Tuesday, December 04, 2007
This Should Explain it
Here's your course profile for the marathon this past weekend, straight from the Garmin. It does roll off a cliff with the exception of miles 11 and 12, which were an uphill "out" section before we turned around and rolled back down for miles 13 and 14.
When I asked Mystery Coach about possibly doing the full marathon for a training run instead of the half, he seemed receptive but a bit hesitant because of all the downhill and the possible beating the legs would take. Still, it seemed like a good opportunity to me and I decided to give it a go. The coach offered a few different ways to approach the run, and I favored his suggestion to run up to mile 20 at 6:40-7:00 pace, then to drop the pace to 6:15 or so for the duration. I mentioned that if I felt good earlier that I would possibly drop the pace to 6:15 at mile 15 or 16.
Here go the splits-
6:17, 6:19, 6:26, 6:19, 6:15, 6:09, 6:11, 6:03, 6:14, 6:14, 6:35, 6:30, 5:56, 5:56, 6:08, 6:04, 6:07, 5:56, 6:08, 6:03, 6:02, 5:55, 6:05, 5:58, 6:02, 5:49, 1:03.
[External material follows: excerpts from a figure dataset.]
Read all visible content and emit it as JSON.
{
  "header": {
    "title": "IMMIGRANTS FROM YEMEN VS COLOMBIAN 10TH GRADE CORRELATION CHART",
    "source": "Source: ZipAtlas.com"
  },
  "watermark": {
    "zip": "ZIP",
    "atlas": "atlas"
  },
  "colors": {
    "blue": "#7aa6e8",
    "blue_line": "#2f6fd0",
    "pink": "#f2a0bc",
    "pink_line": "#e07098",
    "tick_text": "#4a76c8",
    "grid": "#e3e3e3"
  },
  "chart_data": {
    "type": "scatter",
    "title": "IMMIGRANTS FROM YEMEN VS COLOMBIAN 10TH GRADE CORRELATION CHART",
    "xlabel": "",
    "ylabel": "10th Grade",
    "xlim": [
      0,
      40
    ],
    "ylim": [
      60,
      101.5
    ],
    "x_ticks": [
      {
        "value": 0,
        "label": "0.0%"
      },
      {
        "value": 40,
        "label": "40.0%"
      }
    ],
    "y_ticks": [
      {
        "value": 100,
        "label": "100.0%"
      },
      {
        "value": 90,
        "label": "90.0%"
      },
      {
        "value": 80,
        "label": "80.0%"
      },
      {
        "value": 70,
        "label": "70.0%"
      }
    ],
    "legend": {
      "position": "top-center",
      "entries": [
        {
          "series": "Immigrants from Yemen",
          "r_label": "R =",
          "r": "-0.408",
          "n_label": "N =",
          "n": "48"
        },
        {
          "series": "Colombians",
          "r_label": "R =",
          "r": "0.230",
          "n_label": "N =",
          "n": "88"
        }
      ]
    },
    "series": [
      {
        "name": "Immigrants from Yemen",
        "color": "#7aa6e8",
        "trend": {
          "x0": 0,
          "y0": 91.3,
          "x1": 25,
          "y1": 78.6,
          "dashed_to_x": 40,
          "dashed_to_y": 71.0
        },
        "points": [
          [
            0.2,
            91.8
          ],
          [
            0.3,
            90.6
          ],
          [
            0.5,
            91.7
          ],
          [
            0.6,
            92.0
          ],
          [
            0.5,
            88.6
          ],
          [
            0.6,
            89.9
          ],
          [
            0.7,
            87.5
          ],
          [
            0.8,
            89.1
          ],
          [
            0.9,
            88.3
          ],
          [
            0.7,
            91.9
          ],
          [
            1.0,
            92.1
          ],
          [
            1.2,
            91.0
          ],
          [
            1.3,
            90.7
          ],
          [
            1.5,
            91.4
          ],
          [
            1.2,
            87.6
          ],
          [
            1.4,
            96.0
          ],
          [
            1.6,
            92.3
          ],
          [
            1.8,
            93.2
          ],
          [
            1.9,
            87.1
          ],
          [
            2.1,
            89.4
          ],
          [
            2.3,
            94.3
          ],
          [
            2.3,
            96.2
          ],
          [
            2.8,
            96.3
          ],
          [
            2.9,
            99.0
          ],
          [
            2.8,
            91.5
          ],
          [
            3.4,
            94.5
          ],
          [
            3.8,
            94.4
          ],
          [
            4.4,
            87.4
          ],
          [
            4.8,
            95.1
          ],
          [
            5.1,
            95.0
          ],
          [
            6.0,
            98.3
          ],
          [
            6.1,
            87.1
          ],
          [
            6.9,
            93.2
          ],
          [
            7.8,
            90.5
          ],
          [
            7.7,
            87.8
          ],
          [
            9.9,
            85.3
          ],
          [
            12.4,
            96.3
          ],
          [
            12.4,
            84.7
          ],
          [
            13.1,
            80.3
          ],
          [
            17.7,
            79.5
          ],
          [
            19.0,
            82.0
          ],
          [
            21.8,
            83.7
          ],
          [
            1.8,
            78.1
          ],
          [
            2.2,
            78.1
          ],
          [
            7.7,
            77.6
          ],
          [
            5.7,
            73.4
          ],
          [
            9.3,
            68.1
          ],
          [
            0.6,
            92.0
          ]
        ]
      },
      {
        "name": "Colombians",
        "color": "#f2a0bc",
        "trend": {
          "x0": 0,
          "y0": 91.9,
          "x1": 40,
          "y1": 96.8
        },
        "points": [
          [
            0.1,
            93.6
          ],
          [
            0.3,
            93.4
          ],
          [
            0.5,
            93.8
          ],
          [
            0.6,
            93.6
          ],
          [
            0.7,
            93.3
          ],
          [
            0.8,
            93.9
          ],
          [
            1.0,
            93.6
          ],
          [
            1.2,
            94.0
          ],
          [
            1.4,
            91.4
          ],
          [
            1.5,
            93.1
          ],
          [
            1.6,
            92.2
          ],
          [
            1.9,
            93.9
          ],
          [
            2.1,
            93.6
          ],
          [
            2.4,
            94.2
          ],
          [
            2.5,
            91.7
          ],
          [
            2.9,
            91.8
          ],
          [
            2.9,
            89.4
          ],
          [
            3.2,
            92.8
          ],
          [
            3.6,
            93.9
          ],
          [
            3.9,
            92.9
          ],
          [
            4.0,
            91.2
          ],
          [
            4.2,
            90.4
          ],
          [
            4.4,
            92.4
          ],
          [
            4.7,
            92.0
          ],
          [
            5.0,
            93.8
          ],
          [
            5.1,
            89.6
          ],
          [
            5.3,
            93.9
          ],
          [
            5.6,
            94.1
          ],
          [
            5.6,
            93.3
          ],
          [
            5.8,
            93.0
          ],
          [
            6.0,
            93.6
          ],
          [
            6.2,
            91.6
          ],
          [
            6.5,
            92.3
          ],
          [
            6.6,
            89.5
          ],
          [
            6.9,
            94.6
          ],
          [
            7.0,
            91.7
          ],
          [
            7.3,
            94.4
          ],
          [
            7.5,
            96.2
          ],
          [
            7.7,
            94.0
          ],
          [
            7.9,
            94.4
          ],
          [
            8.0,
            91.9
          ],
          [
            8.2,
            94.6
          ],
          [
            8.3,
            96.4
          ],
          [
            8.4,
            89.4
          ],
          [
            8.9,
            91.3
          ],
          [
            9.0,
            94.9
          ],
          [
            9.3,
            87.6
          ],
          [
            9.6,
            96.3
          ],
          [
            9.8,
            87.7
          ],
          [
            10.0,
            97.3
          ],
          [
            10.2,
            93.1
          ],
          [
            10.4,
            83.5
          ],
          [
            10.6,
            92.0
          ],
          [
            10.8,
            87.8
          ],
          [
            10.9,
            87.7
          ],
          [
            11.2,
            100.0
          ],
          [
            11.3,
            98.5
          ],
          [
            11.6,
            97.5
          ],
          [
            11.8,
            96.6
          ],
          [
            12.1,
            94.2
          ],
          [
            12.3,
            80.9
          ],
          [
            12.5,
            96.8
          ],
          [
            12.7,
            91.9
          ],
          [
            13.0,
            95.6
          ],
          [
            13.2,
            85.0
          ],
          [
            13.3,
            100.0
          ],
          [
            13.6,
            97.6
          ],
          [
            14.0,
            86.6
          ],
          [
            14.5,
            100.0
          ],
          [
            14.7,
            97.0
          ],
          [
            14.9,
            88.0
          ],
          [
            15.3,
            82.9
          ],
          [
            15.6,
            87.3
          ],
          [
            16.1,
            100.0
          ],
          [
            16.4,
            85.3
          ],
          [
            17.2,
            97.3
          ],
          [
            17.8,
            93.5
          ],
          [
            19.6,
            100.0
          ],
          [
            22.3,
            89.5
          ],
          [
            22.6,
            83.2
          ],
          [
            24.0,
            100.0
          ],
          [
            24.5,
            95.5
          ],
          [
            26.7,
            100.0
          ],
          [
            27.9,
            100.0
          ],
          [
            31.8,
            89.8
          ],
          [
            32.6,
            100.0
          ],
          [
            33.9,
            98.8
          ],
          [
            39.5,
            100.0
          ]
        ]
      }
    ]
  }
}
Yeah, so much for the plan. It was slightly overcast and a cool 40 degrees at the start, and when the gun sounded I just rolled off the line and fell into a comfortable stride. The first mile has quite a bit of downhill, so I figured I would be a little fast. When I came through at 6:17 and saw 15 or so ahead of me I actually laughed out loud. For the life of me I could not figure out how NOT to race a marathon. I felt no nerves or pressure, but for some reason I was full of energy. I tried to slow down a bit, and when the second mile flew by I made a serious attempt at slowing down for mile 3. After only giving back a handful of seconds, I decided to just forget about pace and to try and settle into a good long run rhythm.
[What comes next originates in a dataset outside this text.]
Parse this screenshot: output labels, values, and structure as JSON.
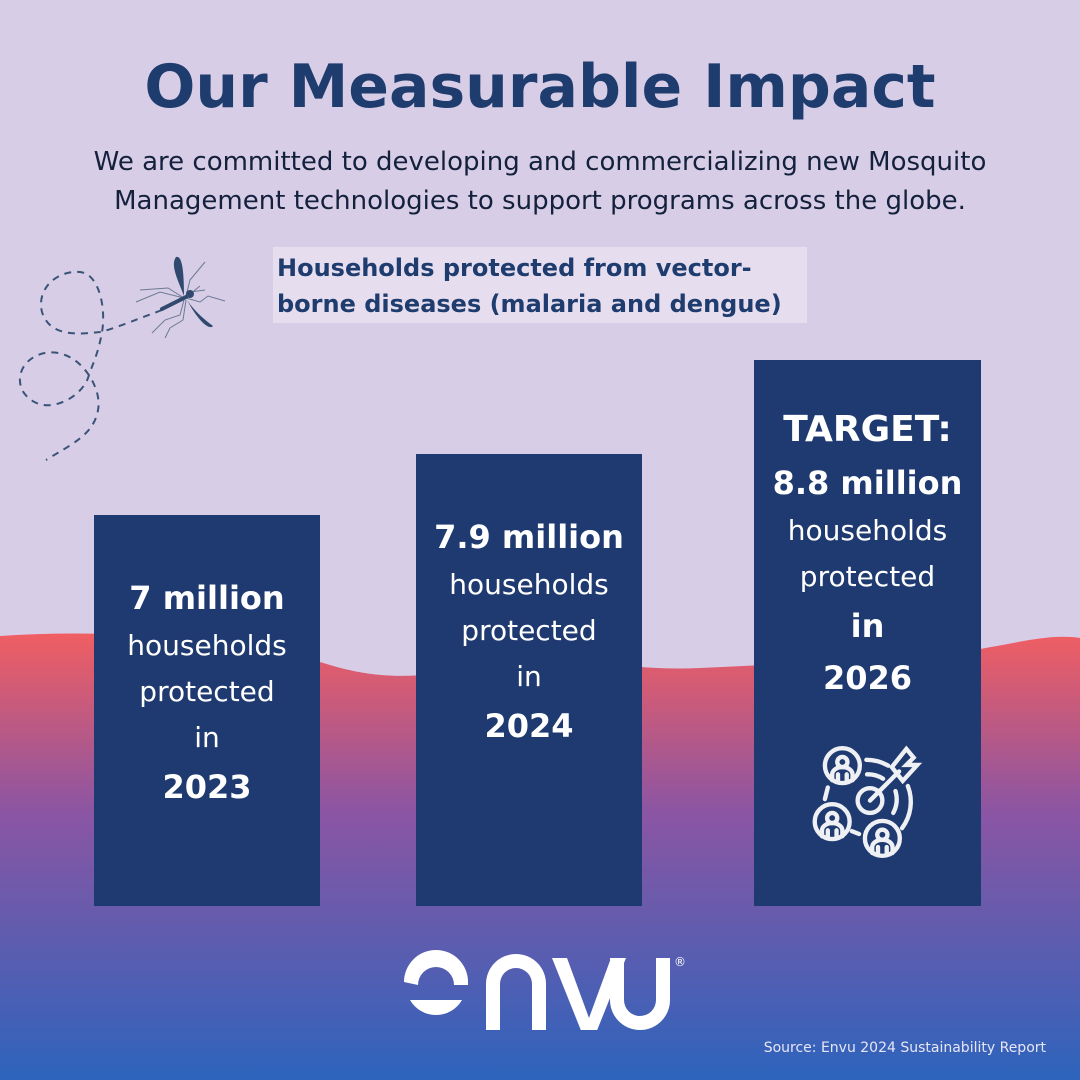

About this time Susan Loken came up from behind, and I started talking with her a bit. It turns out she was on a training run as well and had also blown her workout by trying to help some other women in the field to qualify for the Olympic trials (she's already in with a 2:41 at the 2006 Phoenix Rock and Roll for a PR). She was set to drop out at 18 and since she was running ahead of her planned pace we worked together at a converstional pace as we discussed family and training. No, I don't remember 6:10 as ever being a conversational pace, but for some reason it was happening today. Susan is 43 and raising three boys with her husband while chasing the Olympic dream and running within a minute of the A-standand for women in the marathon. Next to her I'm a slacker.
We finally parted ways on the only significant uphill section of the race, and as I made my way back down the same hills we'd just climbed I passed through the half-way point. After two fast downhill miles at 5:56 pace my body seemed ready to maintain the effort, so I made the decision to ignore the splits from that point on and just run comfortably hard. Months of back to back runs ranging from 6:15 down to 5:50 have left their impressions in the legs, so I just let them do their thing.
At mile 18 I was still feeling great, and when the volunteers offered gels at 20 I declined. I still had the two I had brought along in my pockets, and the fuel levels felt fine with only a few sips of water and some sort of disgusting off-brand sports-drink (Comp-1 was the brand, and I'm quite certain it's made in someone's bathtub here in the Old Pueblo). Mile 23 and I know I'll only get faster before finishing. For someone who seems to routinely crack around mile 20 this is a fantastic feeling. At 24 it's still smiles for the volunteers, but at mile 25 I can see a runner among the slower half-marathoners up the road. He's dying, and I think for a bit about not putting it into the red for the sake of beating him. I make the second to last turn and see all of my running friends on the corner. "He looks bad, you can get him...if you want to." They know it's a training run, I know it's a training run, but I go after him simply because I can. To push the gas and actually get traction during the last half-mile of a marathon is a beautiful thing. I pass him on the final turn and take 5th (or so I thought. Turns out they give him 5th on chip time).
So that's it. Well, except for a dead battery in the parking lot and a trip to Home Depot with my understanding running buds for jumper cables.
Mentally this race gave me a huge boost. While it didn't go exactly to plan, it really helped push Twin Cities out of my mind. Yeah, it was downhill. Yes, the quads are a bit sore and I probably could have gotten just as much of a physiological boost from running slower for the distance. Still, having this run in the bank makes me feel worlds better about the marathon next month.